Education Minister Dan Tehan recently announced changes to Commonwealth contributions for university courses. As part of the government’s “Job-ready graduates” package, many humanities subjects would become more expensive but students would pay less for courses where the government believes the jobs of the future will be. They include science, languages and teaching.
These proposed changes, still to be considered by the Senate, caused much outrage and criticism across the university sector. But the response from the school teaching community has been more muted. Maybe this is because education is flagged as a national priority – undergraduates who study teaching will have their HECS fees slashed by 45%.
Surely school teachers should be popping the champagne?
Not so fast
Teachers have never been more appreciated than during COVID-19. But neither expressions of support during a crisis, nor cheaper degrees, will overcome four deep structural challenges facing the profession:
Australia needs an expert teacher career path so top teachers don’t have to move away from teaching to keep developing, and can get paid what they are worth.
No policy can solve all of these problems. But the minister’s new policy solves none of them.
Where the reforms fall short
High achievers won’t suddenly decide to go into teaching because their HECS debt drops by a few thousand dollars. As we showed in a Grattan Institute 2019 report, high achievers are turned off teaching by the lack of career progression and the poor mid-career pay.

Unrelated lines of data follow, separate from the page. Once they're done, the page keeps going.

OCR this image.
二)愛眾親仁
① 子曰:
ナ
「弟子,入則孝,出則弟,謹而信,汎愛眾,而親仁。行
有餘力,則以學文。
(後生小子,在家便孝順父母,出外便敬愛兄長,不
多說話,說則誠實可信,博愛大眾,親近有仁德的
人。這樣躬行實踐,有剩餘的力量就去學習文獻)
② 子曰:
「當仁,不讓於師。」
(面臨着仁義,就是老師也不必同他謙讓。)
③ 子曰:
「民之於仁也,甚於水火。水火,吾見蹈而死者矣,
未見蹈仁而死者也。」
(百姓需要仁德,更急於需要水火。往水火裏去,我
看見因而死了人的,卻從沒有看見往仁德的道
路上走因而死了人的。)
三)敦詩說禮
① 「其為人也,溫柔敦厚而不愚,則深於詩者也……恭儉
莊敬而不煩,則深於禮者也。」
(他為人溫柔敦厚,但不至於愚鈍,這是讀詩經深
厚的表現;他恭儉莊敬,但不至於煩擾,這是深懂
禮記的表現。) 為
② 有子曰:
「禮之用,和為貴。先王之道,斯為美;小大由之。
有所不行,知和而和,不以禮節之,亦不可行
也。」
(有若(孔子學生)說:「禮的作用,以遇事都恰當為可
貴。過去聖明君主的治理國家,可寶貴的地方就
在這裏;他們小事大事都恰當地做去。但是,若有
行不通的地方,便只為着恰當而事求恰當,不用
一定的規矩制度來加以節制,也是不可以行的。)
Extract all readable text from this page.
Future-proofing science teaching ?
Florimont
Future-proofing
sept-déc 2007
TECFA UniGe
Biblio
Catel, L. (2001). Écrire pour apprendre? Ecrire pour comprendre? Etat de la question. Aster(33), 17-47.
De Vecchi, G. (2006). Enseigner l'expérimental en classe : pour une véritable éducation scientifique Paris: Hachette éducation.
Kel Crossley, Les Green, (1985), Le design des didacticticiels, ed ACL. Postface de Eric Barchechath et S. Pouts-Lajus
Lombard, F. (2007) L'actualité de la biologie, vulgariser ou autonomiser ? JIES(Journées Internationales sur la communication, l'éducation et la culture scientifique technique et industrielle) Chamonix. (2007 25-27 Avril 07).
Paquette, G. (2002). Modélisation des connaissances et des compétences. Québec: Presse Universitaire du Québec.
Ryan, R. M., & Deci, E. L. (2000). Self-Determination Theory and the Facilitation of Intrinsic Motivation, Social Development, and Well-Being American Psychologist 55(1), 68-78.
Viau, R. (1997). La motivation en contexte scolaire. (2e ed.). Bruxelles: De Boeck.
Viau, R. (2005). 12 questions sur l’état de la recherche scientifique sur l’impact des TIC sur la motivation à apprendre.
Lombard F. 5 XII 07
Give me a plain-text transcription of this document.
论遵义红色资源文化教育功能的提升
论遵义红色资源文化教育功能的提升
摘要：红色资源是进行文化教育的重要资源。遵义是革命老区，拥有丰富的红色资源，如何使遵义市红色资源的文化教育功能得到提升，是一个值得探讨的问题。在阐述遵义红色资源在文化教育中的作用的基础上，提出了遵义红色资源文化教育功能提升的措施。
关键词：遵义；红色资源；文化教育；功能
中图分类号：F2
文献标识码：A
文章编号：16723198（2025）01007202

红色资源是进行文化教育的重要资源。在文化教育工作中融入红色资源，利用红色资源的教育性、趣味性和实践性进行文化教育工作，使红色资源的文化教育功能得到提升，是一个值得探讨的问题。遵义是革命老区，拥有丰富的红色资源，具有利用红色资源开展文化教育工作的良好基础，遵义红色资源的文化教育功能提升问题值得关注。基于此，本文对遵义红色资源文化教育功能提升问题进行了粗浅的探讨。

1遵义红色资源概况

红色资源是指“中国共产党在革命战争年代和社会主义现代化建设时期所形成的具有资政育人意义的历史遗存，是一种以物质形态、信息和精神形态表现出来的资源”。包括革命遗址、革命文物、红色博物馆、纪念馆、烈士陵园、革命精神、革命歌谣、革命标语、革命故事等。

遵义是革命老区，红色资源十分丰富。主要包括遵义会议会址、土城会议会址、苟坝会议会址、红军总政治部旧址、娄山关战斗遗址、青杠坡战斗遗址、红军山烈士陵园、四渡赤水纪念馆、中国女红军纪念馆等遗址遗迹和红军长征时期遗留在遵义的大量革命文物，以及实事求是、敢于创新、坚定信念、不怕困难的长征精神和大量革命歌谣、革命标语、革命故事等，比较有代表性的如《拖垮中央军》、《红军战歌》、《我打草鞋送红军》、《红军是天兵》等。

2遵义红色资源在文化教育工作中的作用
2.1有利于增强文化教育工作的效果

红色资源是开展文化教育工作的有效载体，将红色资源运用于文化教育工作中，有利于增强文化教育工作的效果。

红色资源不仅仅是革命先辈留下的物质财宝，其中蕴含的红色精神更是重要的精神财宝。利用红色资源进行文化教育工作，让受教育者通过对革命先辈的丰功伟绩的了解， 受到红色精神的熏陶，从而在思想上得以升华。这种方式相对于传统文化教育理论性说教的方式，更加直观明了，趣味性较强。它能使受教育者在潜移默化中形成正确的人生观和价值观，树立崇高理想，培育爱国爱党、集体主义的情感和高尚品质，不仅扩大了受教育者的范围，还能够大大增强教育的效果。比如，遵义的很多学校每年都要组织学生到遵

By their 40s and 50s, teachers earn about A$50,000 less than high-achieving peers who graduated with a maths degree, and A$100,000 less than those who took an economics, commerce or engineering degree.
Tehan argues financial incentives will encourage people into teaching, but no rational analysis could conclude decreasing HECS debt by $9,300 will compensate for forgoing $50,000 or more every year during your prime earnings years.
The proposed changes in financial incentives won’t overcome the shortage of science, maths or language teachers either. That’s because HECS fees are also slashed in those fields of study.
Some additional students might choose these subjects as a first degree, then move into teaching via a graduate degree. But if this is the plan, it’s pretty obscure, and runs headlong into the salary and career progression challenges already discussed.
Would-be humanities students, now facing $43,000 degrees, have the strongest incentives to choose the cheaper teaching degree instead. Many would be wonderful teachers.
But pushing these students towards an undergraduate education degree may exacerbate the historical imbalance between primary teachers (where supply exceeds demand) and secondary school teachers (demand exceeds supply).
That’s because students who do undergraduate education degrees are 50% more likely to choose primary school teaching than secondary teaching. By contrast, postgraduate teaching students are twice as likely to choose secondary teaching than primary.
At worst, the minister’s financial incentives risk attracting average or below-average students who want a cheap degree, even if they don’t really care that much about teaching.
Zero for two so far. What about disadvantaged and regional schools, and career progression?
What the government should do
Rather than pitching teaching as a cheap way to go to university, the government should set a target to double the number of high achievers choosing teaching.
Step one is to offer $10,000-a-year scholarships to high achievers. Cash-in-hand is dramatically more valuable to a young person than a drop in HECS fees which is on the never-never anyway.
Some of these scholarships could be used to encourage high performers to work in regional schools – complementing the extra support for regional students and universities in Tehan’s new package.
Scholarships would also give governments a finely targeted tool to match supply and demand to help get more specialist teachers in areas of need. The UK boosts scholarships for chemistry teachers when they need more chemistry teachers, and so on. And students respond, with 3% more applications for every £1,000 increase.
Step two is to create an expert teacher career path to lead teacher professional learning.
In this system, Instructional Specialists, located in every school and with up to 50% non-teaching time to support colleagues, would set the standard for good teaching and build teaching capacity in their school. And Master Teachers, working across schools, would be dedicated full-time to improving teaching and connecting schools to research.
Creating this clearly-defined career progression would remove some of the top reasons high achievers give for not choosing teaching – such lack of intellectual challenge and low earnings.
These proposals don’t require new federal money. Our 2020 report on top teachers showed existing Gonski 2.0 funding increases can fund the scholarships and the expert teacher career path.
Instead, the government has proposed an inflexible and centrally-planned change to funding university places, and dressed it up in the language of incentives.
They identify education as a national priority, but the cheaper fees plan won’t solve the challenges facing the profession, so what’s the point?